You really need to define your gearing, however, I live in the wasatch so 15% on my first bike (standard double with 12-25 in the back, so stingy for sure) was fine with practice. All you do is find hills and ride them, try less steep hills for practise and work up (try map my ride for route planning, and I would only use a garmin with barometric as a reliable indicator, not strava or MMR on the bike) and keep trying at your steep bit, I always stay seated unless I feel I am about to fall.
so things you should answer first:
what kind of bike (including weight etc)?
what is your gearing? What gears are you using? (this might be a dumb question, I never have enough gears LOL, so I never have any left, but people so strange things)

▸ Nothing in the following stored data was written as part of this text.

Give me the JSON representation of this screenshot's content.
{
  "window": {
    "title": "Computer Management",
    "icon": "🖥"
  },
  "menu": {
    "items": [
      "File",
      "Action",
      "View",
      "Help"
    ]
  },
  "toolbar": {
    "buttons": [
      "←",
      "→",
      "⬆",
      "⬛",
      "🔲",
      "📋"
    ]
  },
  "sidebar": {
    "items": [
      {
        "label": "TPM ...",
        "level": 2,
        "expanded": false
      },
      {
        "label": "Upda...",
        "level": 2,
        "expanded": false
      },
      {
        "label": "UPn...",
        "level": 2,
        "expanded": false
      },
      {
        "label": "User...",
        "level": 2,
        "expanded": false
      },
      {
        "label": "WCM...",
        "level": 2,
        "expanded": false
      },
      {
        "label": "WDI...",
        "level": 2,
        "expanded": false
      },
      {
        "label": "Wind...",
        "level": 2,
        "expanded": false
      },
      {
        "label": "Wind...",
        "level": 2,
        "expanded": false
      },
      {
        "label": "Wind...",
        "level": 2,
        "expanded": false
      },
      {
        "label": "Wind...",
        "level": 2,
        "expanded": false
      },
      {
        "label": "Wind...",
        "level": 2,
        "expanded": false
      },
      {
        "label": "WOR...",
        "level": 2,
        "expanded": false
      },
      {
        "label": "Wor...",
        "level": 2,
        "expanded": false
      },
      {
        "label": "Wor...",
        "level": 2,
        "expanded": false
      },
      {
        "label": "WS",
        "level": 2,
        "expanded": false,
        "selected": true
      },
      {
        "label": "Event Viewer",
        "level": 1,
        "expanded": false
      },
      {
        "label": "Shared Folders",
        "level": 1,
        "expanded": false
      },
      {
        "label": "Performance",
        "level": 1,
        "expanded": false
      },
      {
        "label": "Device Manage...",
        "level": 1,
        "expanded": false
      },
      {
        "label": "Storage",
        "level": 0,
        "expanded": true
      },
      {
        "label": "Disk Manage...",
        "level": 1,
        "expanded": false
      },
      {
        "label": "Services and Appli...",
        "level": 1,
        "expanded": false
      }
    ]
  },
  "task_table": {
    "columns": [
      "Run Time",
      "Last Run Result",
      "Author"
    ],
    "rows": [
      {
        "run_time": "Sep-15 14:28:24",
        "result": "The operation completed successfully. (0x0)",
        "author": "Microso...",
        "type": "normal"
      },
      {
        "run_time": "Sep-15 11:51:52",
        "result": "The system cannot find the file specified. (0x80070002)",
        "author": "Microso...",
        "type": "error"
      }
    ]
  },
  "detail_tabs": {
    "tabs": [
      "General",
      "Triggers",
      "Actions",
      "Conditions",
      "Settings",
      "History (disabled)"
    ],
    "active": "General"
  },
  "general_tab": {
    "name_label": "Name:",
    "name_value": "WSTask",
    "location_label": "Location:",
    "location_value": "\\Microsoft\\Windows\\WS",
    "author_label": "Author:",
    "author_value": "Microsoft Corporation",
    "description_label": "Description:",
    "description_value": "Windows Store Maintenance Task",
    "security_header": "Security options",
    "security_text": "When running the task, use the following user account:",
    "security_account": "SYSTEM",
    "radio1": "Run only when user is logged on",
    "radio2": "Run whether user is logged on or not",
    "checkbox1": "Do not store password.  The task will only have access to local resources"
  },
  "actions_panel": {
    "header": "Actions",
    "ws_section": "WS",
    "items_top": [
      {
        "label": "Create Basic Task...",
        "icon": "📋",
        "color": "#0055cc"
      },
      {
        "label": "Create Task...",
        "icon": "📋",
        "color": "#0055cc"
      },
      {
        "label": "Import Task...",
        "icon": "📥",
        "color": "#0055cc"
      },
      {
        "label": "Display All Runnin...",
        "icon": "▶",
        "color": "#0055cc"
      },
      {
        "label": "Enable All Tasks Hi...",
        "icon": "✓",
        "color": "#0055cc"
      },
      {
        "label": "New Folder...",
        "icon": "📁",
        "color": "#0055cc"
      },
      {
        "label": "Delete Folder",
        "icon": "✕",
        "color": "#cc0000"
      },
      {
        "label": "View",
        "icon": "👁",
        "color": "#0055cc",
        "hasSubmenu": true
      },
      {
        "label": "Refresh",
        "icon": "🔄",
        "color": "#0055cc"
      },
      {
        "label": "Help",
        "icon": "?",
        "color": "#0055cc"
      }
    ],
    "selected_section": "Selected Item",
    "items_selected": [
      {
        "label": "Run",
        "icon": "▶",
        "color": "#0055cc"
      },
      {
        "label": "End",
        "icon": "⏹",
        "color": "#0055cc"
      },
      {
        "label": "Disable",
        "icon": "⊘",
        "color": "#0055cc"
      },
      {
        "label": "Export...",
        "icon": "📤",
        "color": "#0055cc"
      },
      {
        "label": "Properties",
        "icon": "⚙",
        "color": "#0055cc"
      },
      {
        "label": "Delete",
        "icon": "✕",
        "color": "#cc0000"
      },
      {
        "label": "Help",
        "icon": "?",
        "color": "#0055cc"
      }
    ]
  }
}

The thing that helps you in hill climbing is hill climbing, weight loss if you are heavy, and optimal gearing would be nice. My most recent bike is standard double with 11-28 so it is nice to have a bit more range for sure. I have never ridden a triple or a compact, but my friend has 11-32 on her cassette and it is lovely to watch her spin up the canyons, but I am always faster LOL. I am a masher by nature though. When I climb, say canyons, I try not to look ahead to far, take it a bite at a time. I don;t really have short climbs so I do think the longer climbs really help. There is nothing wrong with stopping and unclipping and taking a breather but not on 15% because it sucks to try to get going again at that point.